De hecho, era una posible respuesta al enigmático modo en que el asesino recababa datos.
La pregunta era crucial: ¿cómo podía alguien arrancar, en el más absoluto secreto, los secretos de los demás?
Apuró el café y se dio una ducha antes de vestirse y partir hacia la comisaría, cuyas puertas atravesó a las nueve y cuarto. Estaba ansioso por comentar sus suposiciones y, por suerte, halló en su despacho a la persona con la que deseaba hacerlo.
—¿Cómo están los niños? —inquirió, amable.
—Bueno, los niños siempre se ponen enfermos en el momento más inoportuno —repuso Ann-Britt—. Es algo así como la regla número uno de los Höglund.

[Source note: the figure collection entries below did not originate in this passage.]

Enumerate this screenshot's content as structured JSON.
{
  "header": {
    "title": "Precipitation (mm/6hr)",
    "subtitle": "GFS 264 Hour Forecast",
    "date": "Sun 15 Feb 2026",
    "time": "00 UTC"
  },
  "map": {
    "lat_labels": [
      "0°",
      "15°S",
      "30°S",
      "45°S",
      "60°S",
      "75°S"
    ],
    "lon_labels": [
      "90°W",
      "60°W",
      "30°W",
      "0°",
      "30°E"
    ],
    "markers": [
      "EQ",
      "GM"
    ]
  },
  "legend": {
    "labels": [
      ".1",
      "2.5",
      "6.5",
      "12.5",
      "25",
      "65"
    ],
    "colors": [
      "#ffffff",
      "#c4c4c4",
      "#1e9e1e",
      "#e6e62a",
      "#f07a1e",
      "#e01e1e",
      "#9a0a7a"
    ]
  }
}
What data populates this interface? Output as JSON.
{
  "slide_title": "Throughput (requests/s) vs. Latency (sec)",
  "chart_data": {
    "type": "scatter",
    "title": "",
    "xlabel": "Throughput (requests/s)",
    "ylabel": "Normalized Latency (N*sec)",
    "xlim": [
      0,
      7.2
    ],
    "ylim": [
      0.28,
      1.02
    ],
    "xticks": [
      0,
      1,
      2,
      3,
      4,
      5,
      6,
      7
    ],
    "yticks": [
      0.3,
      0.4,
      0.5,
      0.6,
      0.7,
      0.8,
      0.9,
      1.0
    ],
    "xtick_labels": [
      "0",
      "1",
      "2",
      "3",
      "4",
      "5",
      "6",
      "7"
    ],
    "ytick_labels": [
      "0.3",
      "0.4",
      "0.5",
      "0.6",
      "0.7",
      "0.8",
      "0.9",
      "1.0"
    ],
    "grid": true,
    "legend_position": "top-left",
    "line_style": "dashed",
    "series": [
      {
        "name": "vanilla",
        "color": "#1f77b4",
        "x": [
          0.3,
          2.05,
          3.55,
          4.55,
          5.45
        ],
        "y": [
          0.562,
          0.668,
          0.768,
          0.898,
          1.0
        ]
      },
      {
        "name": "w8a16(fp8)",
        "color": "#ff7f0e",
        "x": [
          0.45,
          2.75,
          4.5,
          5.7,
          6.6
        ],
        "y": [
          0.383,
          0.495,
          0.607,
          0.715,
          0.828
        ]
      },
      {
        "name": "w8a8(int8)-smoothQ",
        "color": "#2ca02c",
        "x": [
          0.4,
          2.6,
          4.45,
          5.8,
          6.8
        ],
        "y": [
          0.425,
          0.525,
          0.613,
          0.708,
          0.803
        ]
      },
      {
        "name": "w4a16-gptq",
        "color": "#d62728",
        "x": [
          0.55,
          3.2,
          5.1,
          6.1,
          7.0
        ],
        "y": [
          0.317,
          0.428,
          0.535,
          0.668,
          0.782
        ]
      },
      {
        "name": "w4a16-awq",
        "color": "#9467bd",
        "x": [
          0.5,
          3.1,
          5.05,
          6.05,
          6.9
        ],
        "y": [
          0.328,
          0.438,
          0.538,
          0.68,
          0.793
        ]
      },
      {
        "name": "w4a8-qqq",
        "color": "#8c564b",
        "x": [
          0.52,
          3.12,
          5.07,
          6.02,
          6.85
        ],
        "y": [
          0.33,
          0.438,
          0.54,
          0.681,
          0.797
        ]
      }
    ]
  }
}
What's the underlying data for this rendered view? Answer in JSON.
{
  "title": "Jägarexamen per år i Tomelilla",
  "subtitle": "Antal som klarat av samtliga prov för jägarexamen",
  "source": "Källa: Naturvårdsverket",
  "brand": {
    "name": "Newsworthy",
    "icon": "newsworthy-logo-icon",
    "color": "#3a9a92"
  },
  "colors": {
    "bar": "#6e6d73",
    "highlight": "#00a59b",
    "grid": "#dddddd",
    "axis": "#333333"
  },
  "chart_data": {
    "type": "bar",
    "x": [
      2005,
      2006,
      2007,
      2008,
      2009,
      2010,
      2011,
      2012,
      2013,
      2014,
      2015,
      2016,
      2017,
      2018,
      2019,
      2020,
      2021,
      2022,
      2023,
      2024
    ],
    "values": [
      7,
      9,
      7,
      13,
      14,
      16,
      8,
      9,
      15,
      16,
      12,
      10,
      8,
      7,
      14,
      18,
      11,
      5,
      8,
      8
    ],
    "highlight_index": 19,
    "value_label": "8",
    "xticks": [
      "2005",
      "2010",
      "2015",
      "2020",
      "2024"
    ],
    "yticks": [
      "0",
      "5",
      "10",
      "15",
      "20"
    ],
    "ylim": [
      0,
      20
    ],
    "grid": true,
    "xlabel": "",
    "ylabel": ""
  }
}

Wallander tomó asiento frente a ella, que lo observaba desde su silla.
—Espero que me perdones, pero no me gustaría tener el mismo aspecto que tienes tú hoy… —bromeó la agente—. ¿Has dormido algo esta noche?
—Unas horas.
—Mi marido se marcha a Dubai dentro de cuatro días. ¿Crees que, para entonces, habremos puesto fin a este infierno?
—No.
Ella abrió los brazos, impotente.
—Entonces, no sé cómo vamos a arreglárnoslas.
—Pues, por lo que a ti respecto, trabajarás lo que puedas. Así de sencillo.
—No —rechazó ella—. No es tan sencillo. Pero, claro, los hombres sois incapaces de entender por qué.
Wallander, que en ese momento prefería no hablar de los problemas que Ann-Britt tenía para conseguir que alguien cuidase de los niños mientras ella trabajaba, desvió la conversación hacia lo que había sucedido aquella noche. Así pues, la puso al corriente de cómo el agente de guardia, al observar a los curiosos apiñados tras el cordón policial, había reconocido a la supuesta Louise. Asimismo, le refirió la charla telefónica que, hacía apenas unas horas, había mantenido con Lone Kjær.
—En otras palabras, Louise existe. Y yo que empezaba a creer que se trataba de un espíritu fantasmagórico…
—¡Vaya! También hay espíritus fantasmagóricos en la secta llamada Divine Movers… En fin, ignoro si Louise es su verdadero nombre, pero estoy convencido de que existe. Y, además, ha mostrado interés por este caso.
—¿Crees que es ella?
—Bueno, no podemos descartar esa posibilidad. Aunque también es posible que esté actuando exactamente igual que Svedberg.